The Great Depression, begun in October 1929, in the United States spurred the federal government to protect future, public financial deposits in bank and thrift institutions by insuring these deposits. A public hysteria started mass withdrawals of funds from bank and thrift institutions. Culminating in 1933, many banks were forced to close due to massive withdrawals. The federal government needed to stop the monetary bleeding of banks and thrift institutions. Public confidence in bank and thrift institutions needed to be restored quickly.
The Federal Deposit Insurance Corporation (FDIC) was created in 1933 as part of the Glass-Steagall Act. It was a response to the runaway fund withdrawals from depositors' institutions. As a separate agency of the federal government, the FDIC oversees depositor risks and insures deposits for at least $100,000. In case a financial institution fails, its effects on the economy are mitigated.
The FDIC protects the individual bank and thrift institution depositor. It does not insure investments such as mutual funds, private portfolios, and securities. As a result, bank and thrift institution deposits are called insured investments and securities are called uninsured investments.
An example of FDIC function is described in the following scenario. Let’s say a depositor has his/her funds in a failed chartered bank (FDIC member). The chartered bank can sell its funds to another bank. From the customer’s perspective, this transfer usually goes unnoticed, and customer services go uninterrupted. The new chartered bank now assumes responsibility for the depositor’s funds.
This is what is called restoring confidence in financial institutions that hold depositors' funds. The FDIC monitors and protects consumers from failed bank or thrift institutions. No depositor has lost funds since the agency was created in 1934.
The FDIC receives no federal monies but instead receives its funding from insurance payments that the FDIC charges bank and thrift institutions for held deposits.
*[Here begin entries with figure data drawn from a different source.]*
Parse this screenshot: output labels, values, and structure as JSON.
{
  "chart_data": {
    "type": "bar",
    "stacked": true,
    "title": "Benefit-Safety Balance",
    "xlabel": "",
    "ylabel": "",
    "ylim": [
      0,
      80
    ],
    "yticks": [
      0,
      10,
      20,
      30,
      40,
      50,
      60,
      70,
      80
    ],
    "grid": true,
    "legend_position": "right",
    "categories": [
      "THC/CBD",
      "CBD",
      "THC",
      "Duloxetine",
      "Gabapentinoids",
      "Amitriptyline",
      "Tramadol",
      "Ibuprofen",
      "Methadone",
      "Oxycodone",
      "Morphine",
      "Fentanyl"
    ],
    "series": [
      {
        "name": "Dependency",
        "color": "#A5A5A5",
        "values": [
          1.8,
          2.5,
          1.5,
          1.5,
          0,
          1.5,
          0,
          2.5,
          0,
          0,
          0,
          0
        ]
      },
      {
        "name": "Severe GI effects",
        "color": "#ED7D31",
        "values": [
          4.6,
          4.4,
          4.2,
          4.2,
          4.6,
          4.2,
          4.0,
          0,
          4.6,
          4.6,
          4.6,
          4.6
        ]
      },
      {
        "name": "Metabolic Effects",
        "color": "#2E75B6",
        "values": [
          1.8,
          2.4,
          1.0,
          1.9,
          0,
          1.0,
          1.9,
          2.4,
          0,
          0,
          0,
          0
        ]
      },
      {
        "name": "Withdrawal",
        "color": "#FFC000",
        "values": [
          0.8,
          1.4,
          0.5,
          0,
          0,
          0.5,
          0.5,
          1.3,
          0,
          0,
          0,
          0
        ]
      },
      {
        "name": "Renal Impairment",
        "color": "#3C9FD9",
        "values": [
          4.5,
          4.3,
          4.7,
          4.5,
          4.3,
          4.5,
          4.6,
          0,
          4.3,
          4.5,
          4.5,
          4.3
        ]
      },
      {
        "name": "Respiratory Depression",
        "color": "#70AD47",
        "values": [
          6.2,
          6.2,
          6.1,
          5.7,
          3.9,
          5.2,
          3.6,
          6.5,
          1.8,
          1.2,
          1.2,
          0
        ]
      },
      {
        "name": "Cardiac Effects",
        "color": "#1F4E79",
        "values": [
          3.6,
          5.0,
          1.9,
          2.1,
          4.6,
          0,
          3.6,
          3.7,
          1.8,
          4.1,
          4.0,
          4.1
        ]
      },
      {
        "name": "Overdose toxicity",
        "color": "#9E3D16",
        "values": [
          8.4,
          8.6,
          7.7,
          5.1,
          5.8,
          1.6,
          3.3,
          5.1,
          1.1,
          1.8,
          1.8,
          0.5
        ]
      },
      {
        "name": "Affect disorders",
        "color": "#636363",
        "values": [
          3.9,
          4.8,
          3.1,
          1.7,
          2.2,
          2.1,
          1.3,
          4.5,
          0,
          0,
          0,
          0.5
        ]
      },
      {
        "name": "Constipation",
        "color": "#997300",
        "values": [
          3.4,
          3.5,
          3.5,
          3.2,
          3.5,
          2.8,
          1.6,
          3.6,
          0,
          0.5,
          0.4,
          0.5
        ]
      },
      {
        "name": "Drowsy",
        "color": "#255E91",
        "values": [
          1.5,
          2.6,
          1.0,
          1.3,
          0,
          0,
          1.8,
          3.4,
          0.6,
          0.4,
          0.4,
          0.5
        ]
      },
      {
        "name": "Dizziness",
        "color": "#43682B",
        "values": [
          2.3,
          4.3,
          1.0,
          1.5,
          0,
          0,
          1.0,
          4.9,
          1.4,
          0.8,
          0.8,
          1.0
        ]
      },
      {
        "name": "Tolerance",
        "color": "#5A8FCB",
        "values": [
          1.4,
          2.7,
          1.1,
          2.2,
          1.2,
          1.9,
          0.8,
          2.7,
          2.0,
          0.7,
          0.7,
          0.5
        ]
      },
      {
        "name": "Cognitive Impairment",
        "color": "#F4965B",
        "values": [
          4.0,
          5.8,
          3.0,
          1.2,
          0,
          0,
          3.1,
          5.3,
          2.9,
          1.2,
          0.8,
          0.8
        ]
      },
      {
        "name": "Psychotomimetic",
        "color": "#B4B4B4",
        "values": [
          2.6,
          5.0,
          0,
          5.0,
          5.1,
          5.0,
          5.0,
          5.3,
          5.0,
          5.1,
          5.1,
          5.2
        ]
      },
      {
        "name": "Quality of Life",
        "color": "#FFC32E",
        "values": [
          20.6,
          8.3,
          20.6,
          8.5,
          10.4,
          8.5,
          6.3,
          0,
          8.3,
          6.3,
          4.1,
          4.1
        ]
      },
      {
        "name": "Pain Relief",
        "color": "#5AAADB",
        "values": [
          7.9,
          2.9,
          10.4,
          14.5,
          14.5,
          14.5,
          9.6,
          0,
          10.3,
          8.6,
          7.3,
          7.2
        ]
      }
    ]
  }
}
Earnings from U.S. Treasury, security investments also comprise FDIC funding.
Member bank and thrift institutions are required to follow liquidity and reserve conditions. If a bank falls below these liquidity and reserve limits or conditions, the bank receives a warning from the FDIC. Once a negative limit is reached, the FDIC can take corrective action, which means dictating solutions for improving bank management. If a bank becomes critically under-funded, the FDIC can initiate closing procedures by declaring that the bank is no longer liquid.
The FDIC insures checking, money market, and savings accounts. Also included are certificates of deposit. It does not insure securities, mutual funds, or other types of investment. As a result, accounts are denoted as either insured or uninsured.